There is hardly a journalist or political analyst, or even an amateur posing as either, in the Arab world who has not, at some point in recent decades, written or spoken at length about the “New Middle East.” And yet, the Middle East we see today is something altogether different from what we were told to expect, both in substance and in the circumstances surrounding it.
Our region has become, much like our lives and our sociopolitical imaginaries, untethered from familiar coordinates. One could even say it is now open to all possibilities. To be clear, this is not a veiled swipe at our political elites, nor at the political consciousness of our peoples or their capacity to learn from past mistakes and, from there, to choose a better path forward.
Not in the slightest.
Today, we are in the same boat with the most politically sophisticated and institutionally entrenched societies on Earth.
We are all grappling with similar complexities and facing threats that do not discriminate by region or political tradition. There is no longer any guarantee that words like “democracy” or “good governance,” even in countries with rooted democratic traditions, will mean much if they are voided. Thus, such concepts will not, on their own, save societies from the turmoil they now face or the turmoil we will face.
Just yesterday, I heard a leading expert say that the widespread use of artificial intelligence in the basic, everyday infrastructures of human life is now only a few months away.
That is on the technological front. On the political front, Portugal has just joined a growing list of European countries betting, through the ballot box, on the radical far right. In last month’s snap election, the populist, quasi-fascist Chega party surged to second place, just behind the center-right Democratic Alliance and ahead of the formerly ruling Socialist Party.
Chega’s recent rise in Portugal will embolden the broader spread of neofascist populists across Western Europe: the likes of National Rally in France, Vox in Spain, the Brothers of Italy, Reform UK, the Freedom Party in the Netherlands and Alternative for Germany. But this is no longer merely a Western European problem. Far-right populism is now well entrenched in countries across Northern and Eastern Europe, most prominently Hungary.
Of course, of all Western democracies, the US presents the bleakest example. A historical rupture with few parallels anywhere else is underway in Washington, and it threatens not only the two-party system that has long been the pillar of American representative politics, but also the very principle of the separation of powers.
The same single popular and populist political movement has taken control of all three branches of government: executive, legislative and judicial. To this, we can add the unofficial “fourth branch,” the media. While it was once largely free of partisanship, the media has now become a central weapon in the ruling movement’s arsenal thanks to the rise of new media: online platforms, AI and the oligarch-owned newspapers and television networks, not to mention the suspension of public funding for state media.

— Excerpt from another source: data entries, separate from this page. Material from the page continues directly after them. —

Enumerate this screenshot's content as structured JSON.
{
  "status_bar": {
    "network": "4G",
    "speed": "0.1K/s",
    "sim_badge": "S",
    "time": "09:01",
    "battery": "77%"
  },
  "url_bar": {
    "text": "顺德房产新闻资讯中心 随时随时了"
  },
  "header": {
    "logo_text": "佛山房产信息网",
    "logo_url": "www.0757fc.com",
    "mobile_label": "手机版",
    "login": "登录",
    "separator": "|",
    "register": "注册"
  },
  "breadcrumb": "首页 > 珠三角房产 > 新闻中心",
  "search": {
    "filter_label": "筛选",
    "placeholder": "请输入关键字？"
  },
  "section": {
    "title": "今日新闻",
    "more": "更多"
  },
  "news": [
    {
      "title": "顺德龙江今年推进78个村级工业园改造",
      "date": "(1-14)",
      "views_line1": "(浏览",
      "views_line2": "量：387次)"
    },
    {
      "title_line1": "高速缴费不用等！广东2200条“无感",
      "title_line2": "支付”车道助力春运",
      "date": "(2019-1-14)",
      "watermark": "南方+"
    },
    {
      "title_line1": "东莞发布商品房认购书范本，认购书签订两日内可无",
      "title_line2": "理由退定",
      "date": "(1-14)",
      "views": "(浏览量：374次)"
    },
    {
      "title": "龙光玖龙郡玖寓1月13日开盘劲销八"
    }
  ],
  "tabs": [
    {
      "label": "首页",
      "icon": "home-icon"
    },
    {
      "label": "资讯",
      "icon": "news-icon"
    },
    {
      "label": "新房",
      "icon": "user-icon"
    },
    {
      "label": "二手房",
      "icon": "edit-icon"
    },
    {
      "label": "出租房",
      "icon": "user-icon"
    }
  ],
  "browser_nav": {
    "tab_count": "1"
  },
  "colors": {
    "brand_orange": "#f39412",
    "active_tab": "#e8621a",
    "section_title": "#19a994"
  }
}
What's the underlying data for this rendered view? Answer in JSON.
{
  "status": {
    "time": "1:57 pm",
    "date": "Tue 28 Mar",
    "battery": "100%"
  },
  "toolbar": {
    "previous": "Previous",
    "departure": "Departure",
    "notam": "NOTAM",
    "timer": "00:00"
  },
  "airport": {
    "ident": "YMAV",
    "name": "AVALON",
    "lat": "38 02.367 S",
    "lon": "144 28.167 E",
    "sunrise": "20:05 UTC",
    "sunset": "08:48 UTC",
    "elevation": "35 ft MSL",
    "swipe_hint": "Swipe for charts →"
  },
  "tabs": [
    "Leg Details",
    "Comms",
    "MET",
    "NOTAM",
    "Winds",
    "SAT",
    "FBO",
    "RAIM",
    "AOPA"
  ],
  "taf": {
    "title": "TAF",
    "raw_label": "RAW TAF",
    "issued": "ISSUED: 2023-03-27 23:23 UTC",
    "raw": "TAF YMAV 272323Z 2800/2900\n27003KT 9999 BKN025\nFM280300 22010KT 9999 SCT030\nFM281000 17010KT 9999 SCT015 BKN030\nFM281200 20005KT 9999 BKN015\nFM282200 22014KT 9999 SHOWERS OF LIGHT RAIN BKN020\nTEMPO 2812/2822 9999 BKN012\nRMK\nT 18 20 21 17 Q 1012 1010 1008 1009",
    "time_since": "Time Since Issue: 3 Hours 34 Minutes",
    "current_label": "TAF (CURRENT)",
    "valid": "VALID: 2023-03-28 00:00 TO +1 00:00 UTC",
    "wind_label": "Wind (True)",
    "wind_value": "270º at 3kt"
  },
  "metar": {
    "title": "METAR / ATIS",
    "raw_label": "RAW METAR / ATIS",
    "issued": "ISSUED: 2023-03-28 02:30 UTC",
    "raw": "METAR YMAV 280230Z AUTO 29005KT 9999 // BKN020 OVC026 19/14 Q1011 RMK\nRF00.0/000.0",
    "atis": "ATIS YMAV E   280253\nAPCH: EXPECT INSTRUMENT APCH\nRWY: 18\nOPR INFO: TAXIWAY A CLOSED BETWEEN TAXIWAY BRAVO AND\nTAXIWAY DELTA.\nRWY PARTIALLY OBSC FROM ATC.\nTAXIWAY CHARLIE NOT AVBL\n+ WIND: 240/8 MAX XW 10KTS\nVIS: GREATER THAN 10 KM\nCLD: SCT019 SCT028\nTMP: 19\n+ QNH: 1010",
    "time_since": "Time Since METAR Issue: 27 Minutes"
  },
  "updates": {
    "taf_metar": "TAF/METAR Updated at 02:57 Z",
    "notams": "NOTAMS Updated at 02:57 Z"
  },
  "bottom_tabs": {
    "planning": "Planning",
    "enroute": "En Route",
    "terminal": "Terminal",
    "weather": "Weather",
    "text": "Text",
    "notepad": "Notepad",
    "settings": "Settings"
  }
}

We may be faced with even graver challenges than others amid Washington’s shifting definitions of its allies and enemies.
Eyad Abu Shakra
There is no doubt that the institutions owned by figures like Rupert Murdoch (Fox News), Elon Musk (X), Mark Zuckerberg (Meta) and Jeff Bezos (The Washington Post) are shaping what may become America’s new (and perhaps enduring) political culture. It speaks volumes that nearly every one of the 30 members of President Donald Trump’s administration were in Fox News’ orbit.
Meanwhile, the world apprehensively follows the sweeping shifts underway in the US landscape. Economic wars are no trivial matter, nor is the fact that the man in the White House has upended notions of who is a US ally or an enemy and who its partners or competitors are.
However, in light of the rapid and ongoing developments, it has become increasingly difficult for any single country to directly influence the global economic players or military and political forces. As a result, everyone is watching, hoping, anticipating — quietly, of course — either searching for alternatives or trying to limit the damage.
As for the Middle East and the Arab world, we may be faced with even graver challenges than others amid Washington’s shifting definitions of its allies and enemies.
The US is a global power with interests and priorities everywhere. Accordingly, there is little room for sentimentality. There are no permanent interests in a world whose rules are evolving and being redefined.
In our region, Washington maintains a strong strategic relationship with Israel, which is widely regarded as the most influential foreign actor in the halls of American politics. Its lobby groups fund many key figures in Congress and exert a lot of political influence.
Then there is Turkiye, a pivotal NATO member and a regional power with immense religious, ethnic and geographic clout, allowing it to shape US decisions. And last but not least, Iran also has a significant say in American policy circles. Like Turkiye, it is seen as a crucial link in the Middle Eastern chain. In every round, experience suggests, Washington’s goal is to win over Iran, not destroy it.
In this landscape of uncertainty and rapid change, one must ask: Are we, as Arabs, still capable of influencing the regional climate and shaping the priorities of major players?